Nama lengkapnya adalah Abdul Qasim Al-Junaid Al-Bagdadi. Di Indonesia lebih terkenal dengan sebutan Junaidi Al-Bagdadi. Beliau berguru kepada pamannya sendiri, Sirri Saqthy. Karena itu dalam majlis-majlis dzikir namanya sering disebut dan Ma'ruf Al Karakhi (gurunya Sirri Saqthy).
Syaikh sufi ini hidup pada abad ketiga hijriyah dan pulang ke ramhmatullah pada tahun 297 H. Ayahnya adalah seorang penjual kaca.
Sebuah kisah menceritakan bahwa beliau ingin sekali berjumpa dengan iblis, mahkluk terkutuk yang menggelincirkan Adam dan Hawa. Pada suatu hari, ketika dia berdiri di masjid tiba-tiba datanglah seorang tua masuk dan memandangnya dengan pandangan yang menakutkan. Kepada orang tua itu syeikh bertanya: "Siapakah engkau, karena aku tak tahan memandangmu atau berpikir tentang dirimu?"
Orang tua itu menjawab: "Aku adalah yang ingin kau lihat."
Syeikh berseru: "Wahai yang terkutuk, mengapa engkau tak mau tunduk kepada Adam?"
Iblis menjawab: "Wahai Junaid, bagaimana engkau dapat membayangkan bahwa aku harus tunduk kepada selain Allah?"
Al Junaid heran mendengar jawaban iblis tersebut. Sepintas jawabannya memang benar. Tampaklah iblis punya alasan kuat untuk menolak perintah Allah agar dia dan para malaikat besujud kepada Adam sebagai penghormatan kepada makhluk Allah yang baru. Tapi mengapa Allah mengutuk tindakan iblis tersebut?
Saat itu juga ada suara yang membisikkan pada Al Junaid: "Katakanlah padanya:'Kamu bohong.
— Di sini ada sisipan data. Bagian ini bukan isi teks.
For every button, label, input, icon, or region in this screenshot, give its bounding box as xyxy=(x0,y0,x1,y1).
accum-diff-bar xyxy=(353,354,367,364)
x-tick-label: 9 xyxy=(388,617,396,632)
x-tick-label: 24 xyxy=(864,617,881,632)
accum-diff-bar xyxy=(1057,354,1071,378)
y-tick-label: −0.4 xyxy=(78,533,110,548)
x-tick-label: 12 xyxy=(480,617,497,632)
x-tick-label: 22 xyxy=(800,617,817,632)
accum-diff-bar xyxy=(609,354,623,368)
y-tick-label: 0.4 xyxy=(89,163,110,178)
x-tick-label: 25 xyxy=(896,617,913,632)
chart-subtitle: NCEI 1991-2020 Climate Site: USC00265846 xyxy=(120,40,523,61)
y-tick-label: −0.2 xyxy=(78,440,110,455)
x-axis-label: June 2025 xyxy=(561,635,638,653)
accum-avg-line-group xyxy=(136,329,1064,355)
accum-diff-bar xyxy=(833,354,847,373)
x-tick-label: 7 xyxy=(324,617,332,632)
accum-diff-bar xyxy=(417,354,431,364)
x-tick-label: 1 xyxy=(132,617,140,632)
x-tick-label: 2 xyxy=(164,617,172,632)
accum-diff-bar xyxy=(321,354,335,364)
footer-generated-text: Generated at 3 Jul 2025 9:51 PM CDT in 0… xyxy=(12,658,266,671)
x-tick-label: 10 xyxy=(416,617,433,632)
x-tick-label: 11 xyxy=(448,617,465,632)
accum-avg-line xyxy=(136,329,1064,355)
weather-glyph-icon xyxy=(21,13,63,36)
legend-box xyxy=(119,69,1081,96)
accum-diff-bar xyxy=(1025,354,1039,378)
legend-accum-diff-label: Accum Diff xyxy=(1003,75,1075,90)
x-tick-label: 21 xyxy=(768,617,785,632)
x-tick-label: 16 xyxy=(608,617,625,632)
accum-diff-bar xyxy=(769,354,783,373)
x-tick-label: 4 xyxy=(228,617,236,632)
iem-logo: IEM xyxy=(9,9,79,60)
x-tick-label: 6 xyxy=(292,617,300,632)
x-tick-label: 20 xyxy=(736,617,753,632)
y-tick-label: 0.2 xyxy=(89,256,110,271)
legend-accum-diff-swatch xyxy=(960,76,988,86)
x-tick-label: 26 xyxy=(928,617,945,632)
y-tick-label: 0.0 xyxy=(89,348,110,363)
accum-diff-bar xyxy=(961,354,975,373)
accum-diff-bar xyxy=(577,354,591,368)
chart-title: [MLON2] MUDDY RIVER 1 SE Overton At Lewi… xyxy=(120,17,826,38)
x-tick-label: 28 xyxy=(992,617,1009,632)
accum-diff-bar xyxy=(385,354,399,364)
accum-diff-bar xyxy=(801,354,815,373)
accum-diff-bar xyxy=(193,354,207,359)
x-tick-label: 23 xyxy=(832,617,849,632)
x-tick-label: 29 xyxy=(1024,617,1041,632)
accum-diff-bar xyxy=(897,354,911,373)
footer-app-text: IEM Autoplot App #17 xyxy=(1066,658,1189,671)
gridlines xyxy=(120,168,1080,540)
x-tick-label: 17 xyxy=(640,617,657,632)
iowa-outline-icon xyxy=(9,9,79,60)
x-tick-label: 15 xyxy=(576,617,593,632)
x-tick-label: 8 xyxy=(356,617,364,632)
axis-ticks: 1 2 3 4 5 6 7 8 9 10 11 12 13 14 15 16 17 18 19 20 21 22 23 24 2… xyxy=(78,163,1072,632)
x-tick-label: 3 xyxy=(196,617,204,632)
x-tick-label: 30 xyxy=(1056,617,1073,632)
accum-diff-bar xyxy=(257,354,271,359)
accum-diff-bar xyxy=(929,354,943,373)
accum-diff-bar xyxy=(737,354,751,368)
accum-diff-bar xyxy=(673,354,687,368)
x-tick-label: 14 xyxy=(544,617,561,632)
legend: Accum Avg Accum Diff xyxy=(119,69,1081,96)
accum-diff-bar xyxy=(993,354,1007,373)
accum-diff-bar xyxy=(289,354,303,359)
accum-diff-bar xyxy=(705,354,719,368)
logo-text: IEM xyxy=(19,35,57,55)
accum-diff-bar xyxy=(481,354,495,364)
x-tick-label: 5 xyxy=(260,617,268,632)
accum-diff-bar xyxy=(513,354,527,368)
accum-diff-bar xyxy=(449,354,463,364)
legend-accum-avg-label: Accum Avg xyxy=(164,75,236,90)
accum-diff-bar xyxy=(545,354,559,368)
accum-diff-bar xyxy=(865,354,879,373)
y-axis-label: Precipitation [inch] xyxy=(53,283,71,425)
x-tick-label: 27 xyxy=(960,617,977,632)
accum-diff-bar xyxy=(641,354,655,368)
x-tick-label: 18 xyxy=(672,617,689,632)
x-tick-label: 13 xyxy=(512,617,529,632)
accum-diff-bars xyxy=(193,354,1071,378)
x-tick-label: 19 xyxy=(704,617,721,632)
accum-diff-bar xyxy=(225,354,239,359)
Kalau kamu hamba yang saleh, kamu tidak akan mendurhakai perintah-Nya."
Iblis mendengar suara hati Al Junahd tersebut lalu dia berteriak: "Demi Allah engkau telah membakarku." Lalu makhluk terkutuk itupun lenyap.
Kesalehan Al Junaid tidak diragukan lagi. Setiap hari ia melakukan sholat empat ratus rakaat. Selain banyak banyak melakukan shalat sunah diapun selalu membaca Al-Qur'an walaupun dalam keadaan sakit. Abu Bakar Al Athawi menceritakan bahwa menjelang wafatnya, Syeikh Junaid ingin mengkhatamkan Al-Qur'an. Lalu dia membaca Al Baqarah dan menghembuskan nafasnya yang terakhir.